Share Insurance Simplification
The proposed rule would address the following items: simplify the share insurance regulations by establishing a “trust accounts” category that would provide for coverage of funds of both revocable trusts and irrevocable trusts deposited at federally insured credit unions (FICUs) in the accounts of members or those otherwise eligible to maintain insured accounts (member accounts); provide consistent share insurance treatment for all mortgage servicing account balances held to satisfy principal and interest obligations to a lender; and provide more flexible recordkeeping requirements to explicitly allow the NCUA to look to records held in the normal course of businesses that are maintained by parties other than a FICU and its members on their behalf.
The rule would align with some recent changes to FDIC rules. The NCUA likes to maximize NCUA share insurance rule parity with the FDIC rules wherever possible. The FDIC changes are set to take effect on April 1, 2024.
What caught my ear the most in this presentation was that in the last 4 years, NCUA's CURE division has received over 6,400 inquiries about trust account share insurance coverage. NCUA hopes that with simplification, those resources can be spent elsewhere.
The proposed rule would incorporate Interpretive Ruling and Policy Statement 19- 1 (“IRPS 19-1”) regarding statutory prohibitions imposed by Section 205(d) of the Federal Credit Union Act (“Section 205(d)”) into NCUA’s regulations. Section 205(d) prohibits, except with the prior written consent of the Board, a person who has been convicted of certain criminal offenses involving dishonesty or breach of trust, or who has entered into a pretrial diversion or similar program in connection with a prosecution for such an offense, from participating in the conduct of the affairs of an insured credit union.
The proposed rule would amend the NCUA’s policies and procedures governing an application to rescind a prohibition pursuant to Section 205(d), as currently reflected in IRPS 19-1 and consistent with both amendments made by the recent Fair Hiring in Banking Act and with comparable Federal Deposit Insurance Corporation regulations.
Following the issuance of a final regulation, IRPS 19-1 would be rescinded. The proposed rule would also amend the regulation governing the conditions under which federally insured credit unions that are newly chartered or in troubled condition must notify the NCUA of any proposed changes to the credit union’s board of directors, committee members, or senior executive staff and make other conforming changes.
In their comments and questions, NCUA Board members talked about second chances and that there should not be an overly harsh burden on someone's actions from a long time ago impacting their career prospects. This rule would make it easier for credit unions to hire and recruit volunteers, expanding the talent pool to include some people who might previously been excluded.
New NCUA Board Member
While the NCUA Board meeting was happening, nominee Tanya Otsuka was testifying for the Senate Banking Committee, along with other nominees.
Tanya gave powerful opening remarks about her family's connections to credit unions and her commitment to a fair, competitive, and resilient credit union system. When asked about serving agriculture members while mitigating climate risk, she stated that regulators should trust that credit unions know their members and can manage risk.

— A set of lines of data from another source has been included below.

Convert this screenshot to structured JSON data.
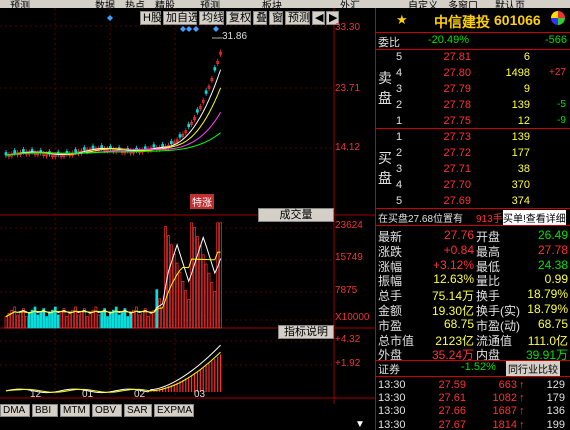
{
  "topbar": {
    "items": [
      "预测",
      "数据",
      "热点",
      "精股",
      "预测",
      "板块",
      "外汇",
      "自定义",
      "多窗口",
      "默认页"
    ]
  },
  "toolbar": {
    "buttons": [
      "H股",
      "加自选",
      "均线",
      "复权",
      "叠",
      "窗",
      "预测"
    ],
    "arrow_left": "◀",
    "arrow_right": "▶"
  },
  "price_axis": [
    "33.30",
    "23.71",
    "14.12"
  ],
  "high_marker": "31.86",
  "tag_label": "特涨",
  "volume_panel": {
    "label": "成交量",
    "axis": [
      "23624",
      "15749",
      "7875",
      "X10000"
    ]
  },
  "indicator_panel": {
    "label": "指标说明",
    "axis": [
      "+4.32",
      "+1.92"
    ]
  },
  "x_axis": [
    "12",
    "01",
    "02",
    "03"
  ],
  "bottom_tabs": [
    "DMA",
    "BBI",
    "MTM",
    "OBV",
    "SAR",
    "EXPMA"
  ],
  "stock": {
    "name": "中信建投",
    "code": "601066",
    "star": "★"
  },
  "commission": {
    "label": "委比",
    "ratio": "-20.49%",
    "diff": "-566"
  },
  "sell_label": "卖盘",
  "sell": [
    {
      "lvl": "5",
      "price": "27.81",
      "vol": "6",
      "chg": ""
    },
    {
      "lvl": "4",
      "price": "27.80",
      "vol": "1498",
      "chg": "+27"
    },
    {
      "lvl": "3",
      "price": "27.79",
      "vol": "9",
      "chg": ""
    },
    {
      "lvl": "2",
      "price": "27.78",
      "vol": "139",
      "chg": "-5"
    },
    {
      "lvl": "1",
      "price": "27.75",
      "vol": "12",
      "chg": "-9"
    }
  ],
  "buy_label": "买盘",
  "buy": [
    {
      "lvl": "1",
      "price": "27.73",
      "vol": "139"
    },
    {
      "lvl": "2",
      "price": "27.72",
      "vol": "177"
    },
    {
      "lvl": "3",
      "price": "27.71",
      "vol": "38"
    },
    {
      "lvl": "4",
      "price": "27.70",
      "vol": "370"
    },
    {
      "lvl": "5",
      "price": "27.69",
      "vol": "374"
    }
  ],
  "info_line": {
    "left": "在买盘27.68位置有",
    "mid": "913手",
    "right": "买单!查看详细"
  },
  "stats": [
    {
      "k1": "最新",
      "v1": "27.76",
      "k2": "开盘",
      "v2": "26.49"
    },
    {
      "k1": "涨跌",
      "v1": "+0.84",
      "k2": "最高",
      "v2": "27.78"
    },
    {
      "k1": "涨幅",
      "v1": "+3.12%",
      "k2": "最低",
      "v2": "24.38"
    },
    {
      "k1": "振幅",
      "v1": "12.63%",
      "k2": "量比",
      "v2": "0.99"
    },
    {
      "k1": "总手",
      "v1": "75.14万",
      "k2": "换手",
      "v2": "18.79%"
    },
    {
      "k1": "金额",
      "v1": "19.30亿",
      "k2": "换手(实)",
      "v2": "18.79%"
    },
    {
      "k1": "市盈",
      "v1": "68.75",
      "k2": "市盈(动)",
      "v2": "68.75"
    },
    {
      "k1": "总市值",
      "v1": "2123亿",
      "k2": "流通值",
      "v2": "111.0亿"
    },
    {
      "k1": "外盘",
      "v1": "35.24万",
      "k2": "内盘",
      "v2": "39.91万"
    }
  ],
  "sector": {
    "name": "证券",
    "pct": "-1.52%",
    "link": "同行业比较"
  },
  "ticks": [
    {
      "time": "13:30",
      "price": "27.59",
      "vol": "663",
      "dir": "↑",
      "n": "129"
    },
    {
      "time": "13:30",
      "price": "27.61",
      "vol": "1082",
      "dir": "↑",
      "n": "179"
    },
    {
      "time": "13:30",
      "price": "27.66",
      "vol": "1687",
      "dir": "↑",
      "n": "136"
    },
    {
      "time": "13:30",
      "price": "27.67",
      "vol": "1814",
      "dir": "↑",
      "n": "199"
    }
  ],
  "colors": {
    "up": "#ff3030",
    "down": "#00e0e0",
    "ma5": "#ffffff",
    "ma10": "#ffff00",
    "ma20": "#ff40ff",
    "ma60": "#00ff00",
    "grid": "#a00000"
  }
}
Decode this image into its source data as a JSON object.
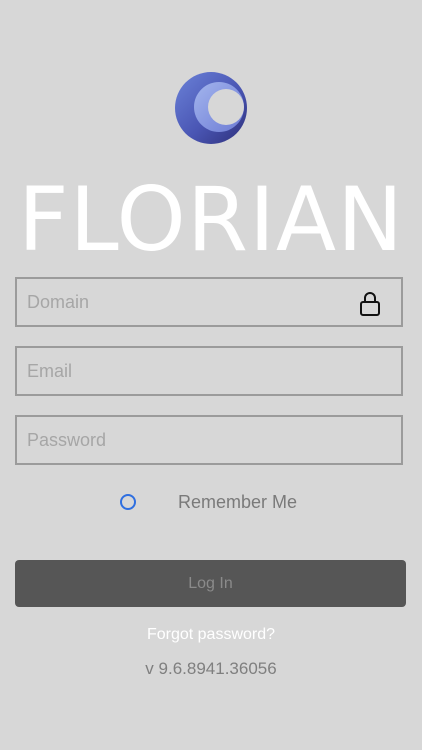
{
  "brand": {
    "name": "FLORIAN"
  },
  "form": {
    "domain_placeholder": "Domain",
    "email_placeholder": "Email",
    "password_placeholder": "Password",
    "remember_label": "Remember Me",
    "login_label": "Log In"
  },
  "links": {
    "forgot": "Forgot password?"
  },
  "footer": {
    "version": "v  9.6.8941.36056"
  },
  "colors": {
    "background": "#d7d7d7",
    "border": "#9b9b9b",
    "button": "#565656",
    "accent": "#2f6fe0"
  }
}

When asked about her priorities, she discussed maintaining regulatory independence and decision-making, helping small credit unions, and serving underserved communities. She committed to exploring overdraft protection fee fairness and consumer impact, and to keeping an open line of communication with stakeholders.

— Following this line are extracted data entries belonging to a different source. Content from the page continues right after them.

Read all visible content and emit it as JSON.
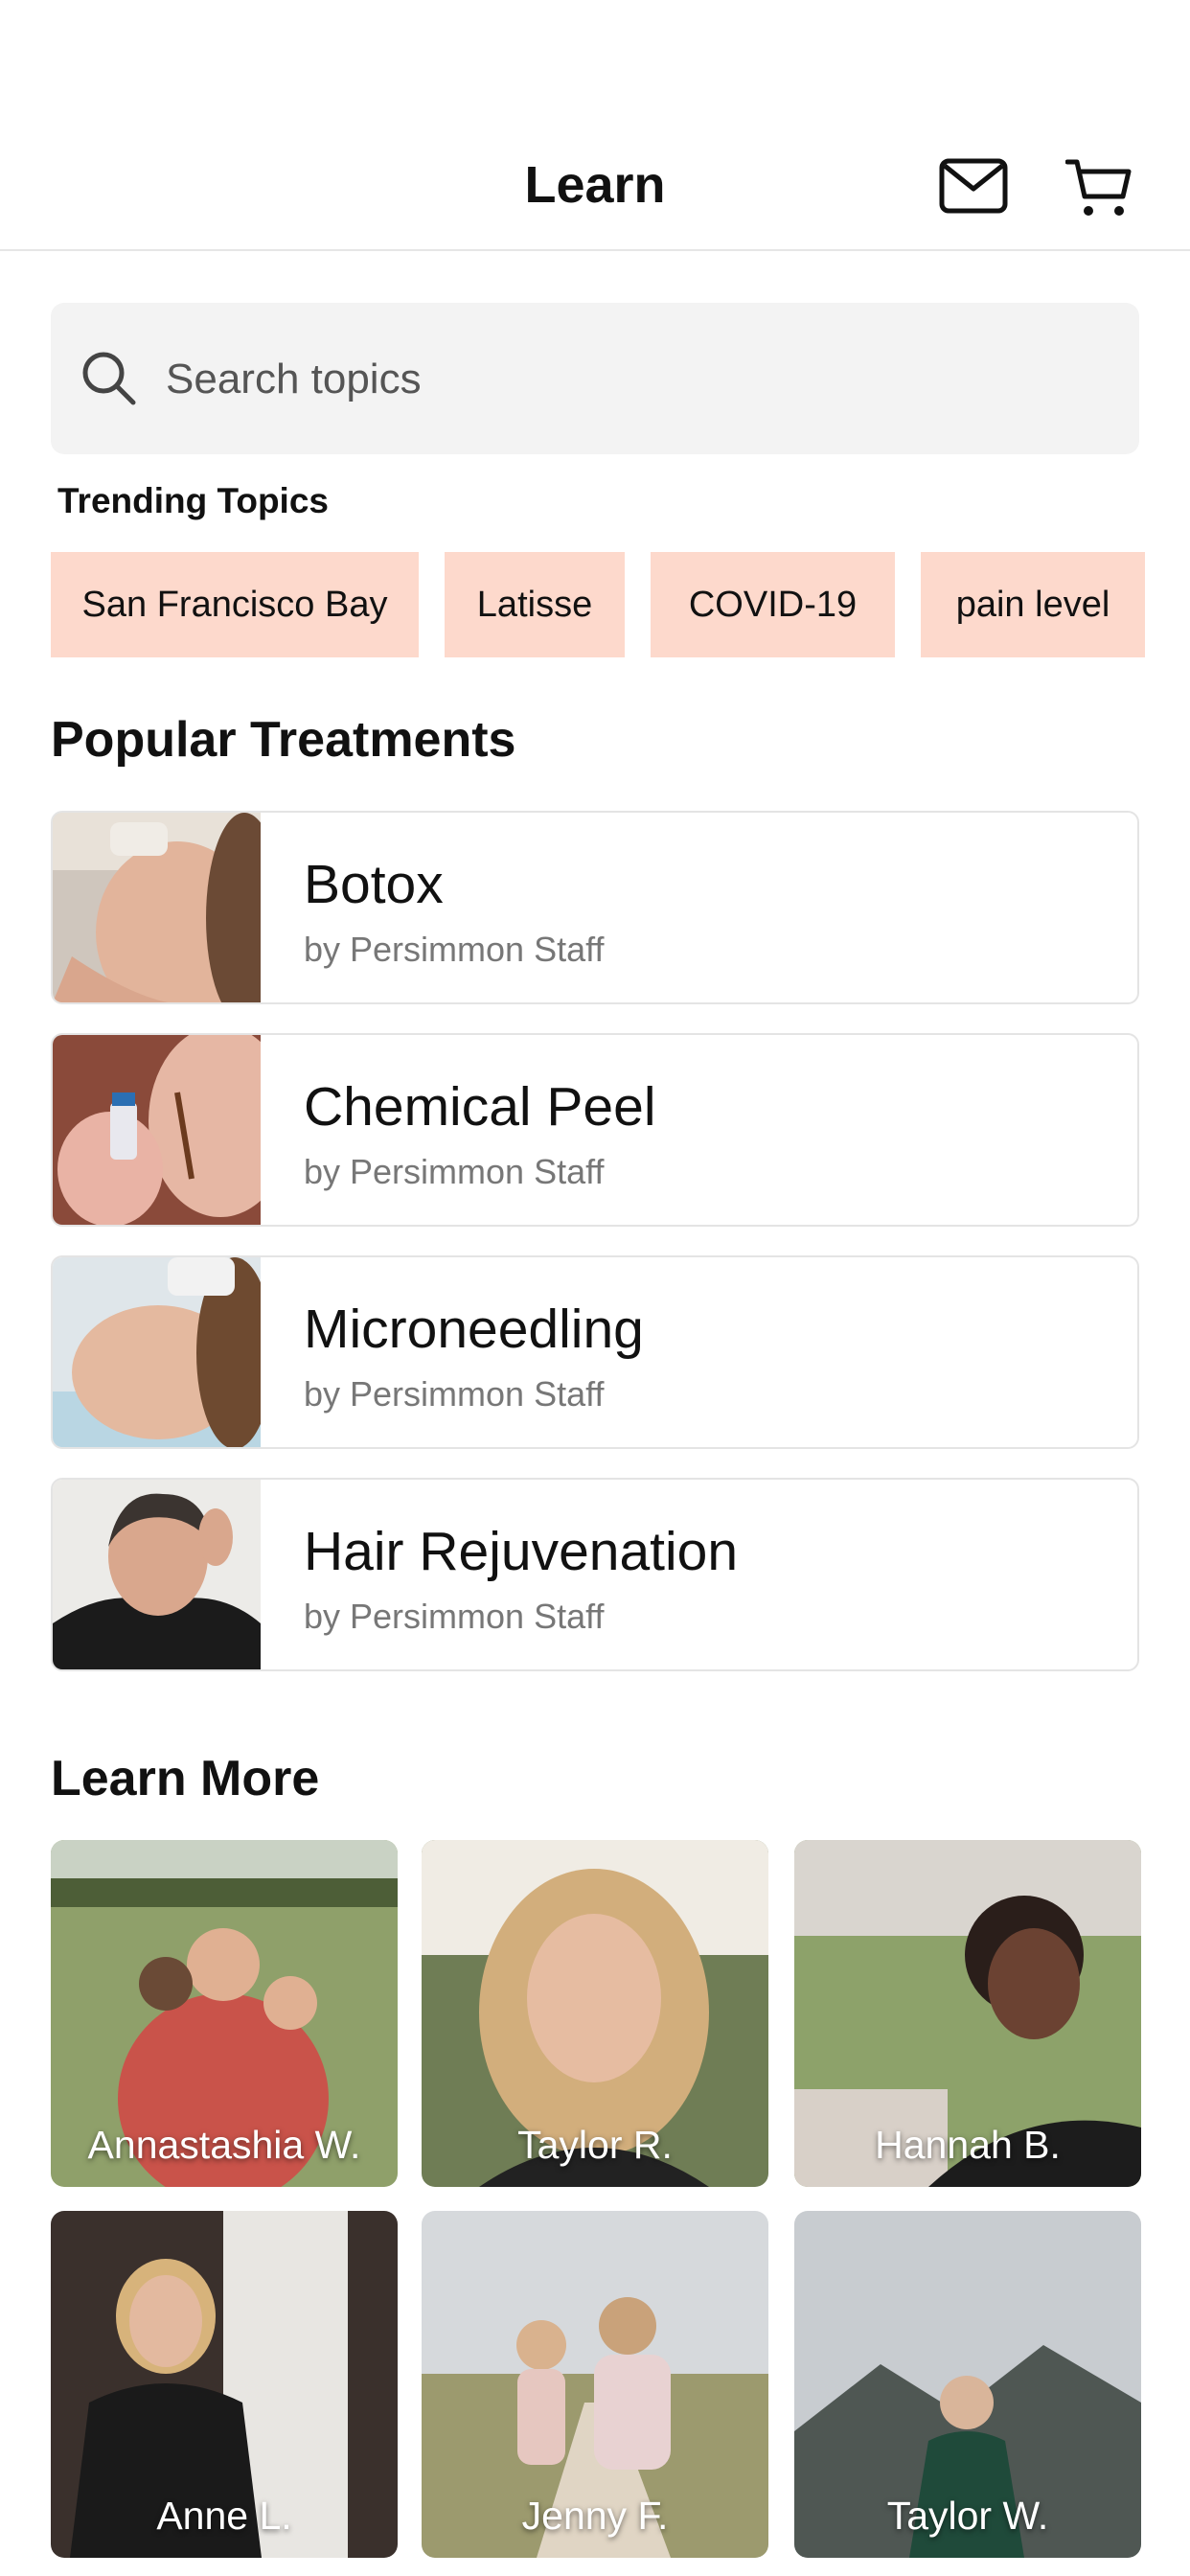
{
  "header": {
    "title": "Learn",
    "icons": [
      "mail-icon",
      "cart-icon"
    ]
  },
  "search": {
    "placeholder": "Search topics",
    "icon": "search-icon"
  },
  "trending": {
    "label": "Trending Topics",
    "chips": [
      "San Francisco Bay",
      "Latisse",
      "COVID-19",
      "pain level"
    ],
    "chip_color": "#fdd9cc"
  },
  "popular": {
    "title": "Popular Treatments",
    "items": [
      {
        "title": "Botox",
        "author": "by Persimmon Staff"
      },
      {
        "title": "Chemical Peel",
        "author": "by Persimmon Staff"
      },
      {
        "title": "Microneedling",
        "author": "by Persimmon Staff"
      },
      {
        "title": "Hair Rejuvenation",
        "author": "by Persimmon Staff"
      }
    ]
  },
  "learn_more": {
    "title": "Learn More",
    "people": [
      "Annastashia W.",
      "Taylor R.",
      "Hannah B.",
      "Anne L.",
      "Jenny F.",
      "Taylor W."
    ]
  }
}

The Committee is expected to favorably support Tanya's NCUA Board nomination soon, with an anticipated Senate Floor vote in November. Upon her expected successful appointment, the League will engage directly with Tanya on her regulatory priorities, and how they align with credit union needs, in her new capacity as an NCUA Board member.
Yesterday the CFPB announced a proposed rulemaking on Open Banking. The Bureau has long discussed its desire to make it easier for consumers to move from one financial institution to another. This rule is the next step in that mission.
The proposal would require financial institutions and others to share information – at a customer’s request and at no cost – with other businesses that offer competing products. In addition, companies would be prohibited from using consumers’ accessed data for targeted advertising, and customers would have to reauthorize access every year and would be able to revoke access at any time. This comes on the heels of the Bureau's advisory opinion last week that charging a fee for a document could stray outside of compliance with consumer requests for information.
We'll have more analysis on the rule and its potential impact on credit unions in future posts as soon as we're able to digest the rule and prepare our comments.
The IRS announced yesterday a withdrawal process for businesses that claimed the employee retention tax credit. We wrote recently about the IRS' statement on FCUs and their eligibility for the ERC. Of course, credit unions weren't the only ones. Now, this new withdrawal option allows certain employers that filed an ERC claim but have not yet received a refund to withdraw their submission and avoid future repayment, interest and penalties. Employers that submitted an ERC claim that's still being processed can withdraw their claim and avoid the possibility of getting a refund for which they're ineligible.
The IRS notes that they "created the withdrawal option to help small business owners and others who were pressured or misled by ERC marketers or promoters into filing ineligible claims. Claims that are withdrawn will be treated as if they were never filed. The IRS will not impose penalties or interest."